あ、ありのままに今起こったことを話すぜ!

織斑兄が考えた、デュノアを学園に留まらせるための作戦への協力が犯罪的な作戦だったのでそれを拒否っていたら、いきなり我がいつメンのメンバーが瞬間移動で現れたのだ!

な、何言ってんのか分からねえと思うが、俺自身もサッパリ分からねえぜ!

 

……………なぁーんて茶番は置いといて、

 

さてさて、突如として現れた我がいつメンのメンバーに、織斑兄とデュノアは絶句していた。

まあ、無理もない。瞬間移動で人が現れるなんて、アニメぐらいでしかなかったからな。それを実際に出来る人間が居たら、大概の連中は織斑兄やデュノアのような反応をするだろうよ。

 

「え?何なに?何が起きたの?」

 

デュノアは場の状況が飲み込みきれないようで、あたふたしながら俺とペパロニ達を交互に見る。

対して織斑兄は、何も言わずに俺の方を見ていた。心なしか、その目は俺を睨んでいるように見えた。

そんな雰囲気の中でいること5分、漸く織斑兄が口を開いた。

 

「………………どういう事だ」

「あ?」

 

怒気を含んで放たれた言葉に首を傾げると、織斑兄は俺の胸倉を掴んで揺さぶりながら言った。

 

「だから、これはどういう事なんだ!お前、まさかコイツ等に今までの話全部聞かせていたんじゃないだろうな!?」

 

そう言って織斑兄は、ペパロニ達を指差して言った。

そういやどうでも良い事だが、この寮の部屋って防音設備付きなんだな。織斑兄の怒鳴り声に誰も苦情言いに来ないし。つーか指差すなよ指、失礼だろうが。

 

「何だよ、何か問題あったか?」

「ありまくりで何から言えば良いのか分からんわ!つーか、盗み聞きさせるなんて汚い事しやがって!」

 

そう織斑兄が俺を怒鳴り付けると、呆れ顔のアンチョビが口を挟んだ。

 

「汚い?それはお前の口で言えた事か?クラス対抗戦で、桜花達を勝手にテロリストに仕立て上げて暴力を振るおうとした連中に加担し、さらにはISも持っていない、丸腰のナイジョノフさんにISで襲い掛かろうとするお前が」

「うぐぐ………………」

 

アンチョビの一言が、織斑兄の心にグサリと突き刺さった。
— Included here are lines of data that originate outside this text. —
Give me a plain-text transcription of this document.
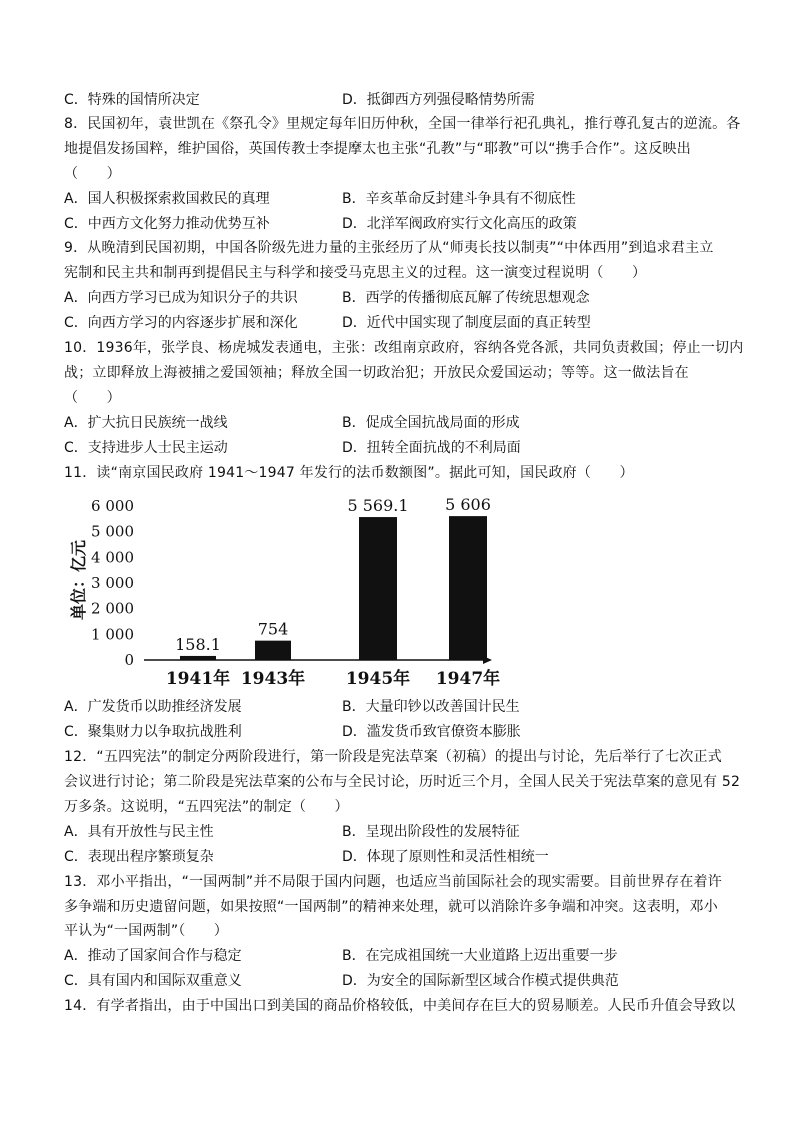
C．特殊的国情所决定	D．抵御西方列强侵略情势所需
8．民国初年，袁世凯在《祭孔令》里规定每年旧历仲秋，全国一律举行祀孔典礼，推行尊孔复古的逆流。各
地提倡发扬国粹，维护国俗，英国传教士李提摩太也主张“孔教”与“耶教”可以“携手合作”。这反映出
（　　）
A．国人积极探索救国救民的真理	B．辛亥革命反封建斗争具有不彻底性
C．中西方文化努力推动优势互补	D．北洋军阀政府实行文化高压的政策
9．从晚清到民国初期，中国各阶级先进力量的主张经历了从“师夷长技以制夷”“中体西用”到追求君主立
宪制和民主共和制再到提倡民主与科学和接受马克思主义的过程。这一演变过程说明（　　）
A．向西方学习已成为知识分子的共识	B．西学的传播彻底瓦解了传统思想观念
C．向西方学习的内容逐步扩展和深化	D．近代中国实现了制度层面的真正转型
10．1936年，张学良、杨虎城发表通电，主张：改组南京政府，容纳各党各派，共同负责救国；停止一切内
战；立即释放上海被捕之爱国领袖；释放全国一切政治犯；开放民众爱国运动；等等。这一做法旨在
（　　）
A．扩大抗日民族统一战线	B．促成全国抗战局面的形成
C．支持进步人士民主运动	D．扭转全面抗战的不利局面
11．读“南京国民政府 1941～1947 年发行的法币数额图”。据此可知，国民政府（　　）
单位：亿元
0
1 000
2 000
3 000
4 000
5 000
6 000
158.1
754
5 569.1 5 606
1941年 1943年 1945年 1947年
A．广发货币以助推经济发展	B．大量印钞以改善国计民生
C．聚集财力以争取抗战胜利	D．滥发货币致官僚资本膨胀
12．“五四宪法”的制定分两阶段进行，第一阶段是宪法草案（初稿）的提出与讨论，先后举行了七次正式
会议进行讨论；第二阶段是宪法草案的公布与全民讨论，历时近三个月，全国人民关于宪法草案的意见有 52
万多条。这说明，“五四宪法”的制定（　　）
A．具有开放性与民主性	B．呈现出阶段性的发展特征
C．表现出程序繁琐复杂	D．体现了原则性和灵活性相统一
13．邓小平指出，“一国两制”并不局限于国内问题，也适应当前国际社会的现实需要。目前世界存在着许
多争端和历史遗留问题，如果按照“一国两制”的精神来处理，就可以消除许多争端和冲突。这表明，邓小
平认为“一国两制”（　　）
A．推动了国家间合作与稳定	B．在完成祖国统一大业道路上迈出重要一步
C．具有国内和国际双重意义	D．为安全的国际新型区域合作模式提供典范
14．有学者指出，由于中国出口到美国的商品价格较低，中美间存在巨大的贸易顺差。人民币升值会导致以
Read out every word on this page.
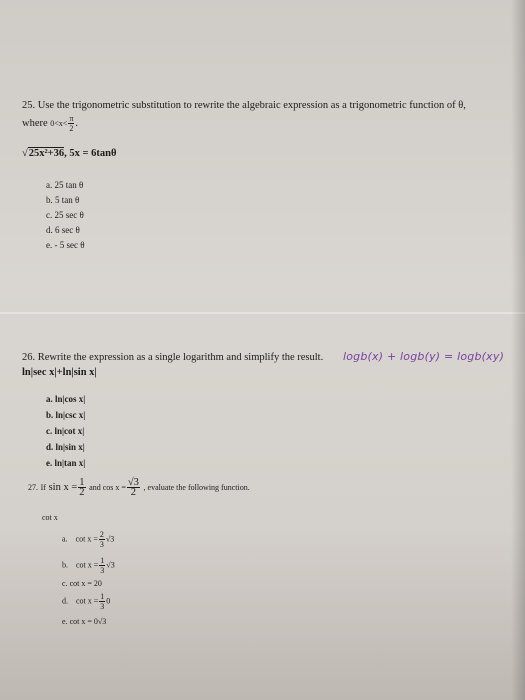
25. Use the trigonometric substitution to rewrite the algebraic expression as a trigonometric function of θ,
where $0<x< \frac{\pi}{2}$ .
√25x²+36, 5x = 6tanθ
a. 25 tan θ
b. 5 tan θ
c. 25 sec θ
d. 6 sec θ
e. - 5 sec θ
26. Rewrite the expression as a single logarithm and simplify the result. logb(x) + logb(y) = logb(xy)
ln|sec x|+ln|sin x|
a. ln|cos x|
b. ln|csc x|
c. ln|cot x|
d. ln|sin x|
e. ln|tan x|
27. If $\sin x = \frac{1}{2}$ and $\cos x = \frac{√3}{2}$ , evaluate the following function.
cot x
a. $\cot x = \frac{2}{3} √3$
b. $\cot x = \frac{1}{3} √3$
c. cot x = 20
d. $\cot x = \frac{1}{3} 0$
e. cot x = 0√3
正論すぎて反論出来ないのか、織斑兄は恨めしそうにアンチョビを睨む。

それを一瞥したアンチョビは腕を組み、どこ吹く風と言わんばかりに鼻を鳴らした。

 

そして、次はペパロニが口を開いた。

 

「んで?なんでまた、こんな真似しやがったんだ?シャルル・デュノアちゃんよ?」

「おい!盗み聞きしてたなら、それぐらい分かるだろ!」

 

織斑兄が怒鳴るが、ペパロニがそれを一睨みして黙らせた。

 

「ならば質問を変えるぜ。何故、データパクるなんて犯罪染みた事を拒否しねえんだ?内部告発しちまえば、黙っとくより罰は軽いかもしれねえし、学園側も配慮してくれたかもしれねえぜ?」

「そ、それは……………」

 

何を言えば良いのかが分からないのか、デュノアは中々口を開かなかった。

否、話そうとはしていた。だが、それを一向に話そうとしなかったのだ。

流石に待たされることに限界を感じたのか、ペパロニは『もう良い』とだけ言って、座っている桜花達の傍に胡座をかいて座った。

 

そうしていることさらに15分、織斑兄が漸く口を開いた。

 

「まあ、もうこの際盗み聞き云々は置いておこう。だけど、5人も春馬兄同様、シャルルの話を聞いたんだ。悪いけど、お前達にも、俺の案に協力してもらう」

「勝手ばかり言わないでください」

 

織斑兄が言った事に、桜花が反駁した。

 

「先程から黙って聞いていたら、私達を散々な目に遭わせ、それを『誤解だったから仕方ない』の一言で正当化した身の上で、私達を無理矢理協力させるなど……………姉に似て、随分と横暴なんですね」

「それに、さっきから主を春馬兄って呼んでるけど、彼は織斑春馬じゃない、黄昏狂夜なのよ?簡単に人の名前を間違えといて協力しろだなんて、図々しいわ」

「織斑春馬って子は死んだんでしょ?第2回モンド・グロッソで、あの横暴暴力教師に捨てられて」

「そ、それは……………」

 

桜花達の正論攻めに、織斑兄は圧倒されていた。そして極めつけに、桜花がこんな一言を放った。

 

「貴殿方織斑家で、織斑春馬殿の死を悲しんだ者は一人も居ないんでしょう?これが証拠ですから逃げられませんよ?」

 

桜花はそう言って、俺の元に近づいてくる。

 

「マスター、少し失礼致します」

 

そう言って桜花は、俺のヘッドフォンに手を触れ、織斑兄、デュノアと、我がいつメンのメンバーとの間にホログラフィー映像を映し出した。

 

「これは?」

 

そう訊ねるペパロニに、桜花は振り向いて言った。

 

「これは、ある日の夜、マスターとツーリングに出掛けた際、偶然通り掛かった織斑家から聞こえたものです。その次に、篠ノ之家です」

 

暫く映像を見ていると、映し出された織斑家から楽しそうな笑い声が聞こえてきていた。続いて映し出された篠ノ之家でも、織斑春馬の死について触れられたものは無い。

 

「どうです?こんな事をしておいて、まだ春馬兄等と喚くおつもりですか?マスターは黄昏狂夜様なのに」

 

可愛らしい顔から放たれる絶対零度の視線に、織斑兄は凍りついたかのように動かなくなった。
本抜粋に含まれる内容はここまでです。